How to use the repo?

Once a user obtains the R project, there are several steps to be done before using it:

  1. Update R and R-studio IDE. There are many guides on how to do so (e.g. here)
  2. Execute all individual steps with the ___Init_project___.R script. This will result in the preparation of all R-packages using the {renv} package, which is an R dependency management of your projects.
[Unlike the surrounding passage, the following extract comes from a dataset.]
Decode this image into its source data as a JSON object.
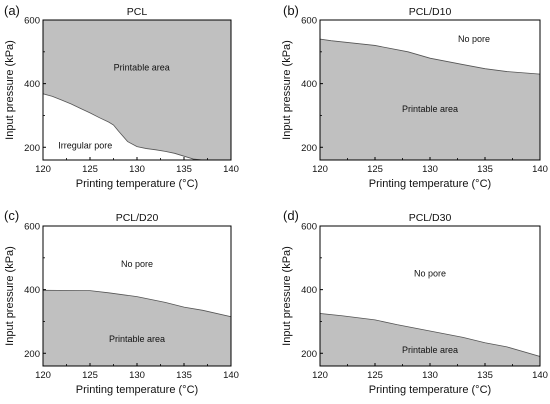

Mainly it will install a crucial R-package {REcopol} and and all its dependencies. The latest release of {REcopol} is automatically installed in the project set-up stage. Note that installing all packages can take a substantial amount of time.
  3. Run the 00_Config_file.R at the beginning of running the R scripts so that the project configuration, required packages, and functions are loaded properly.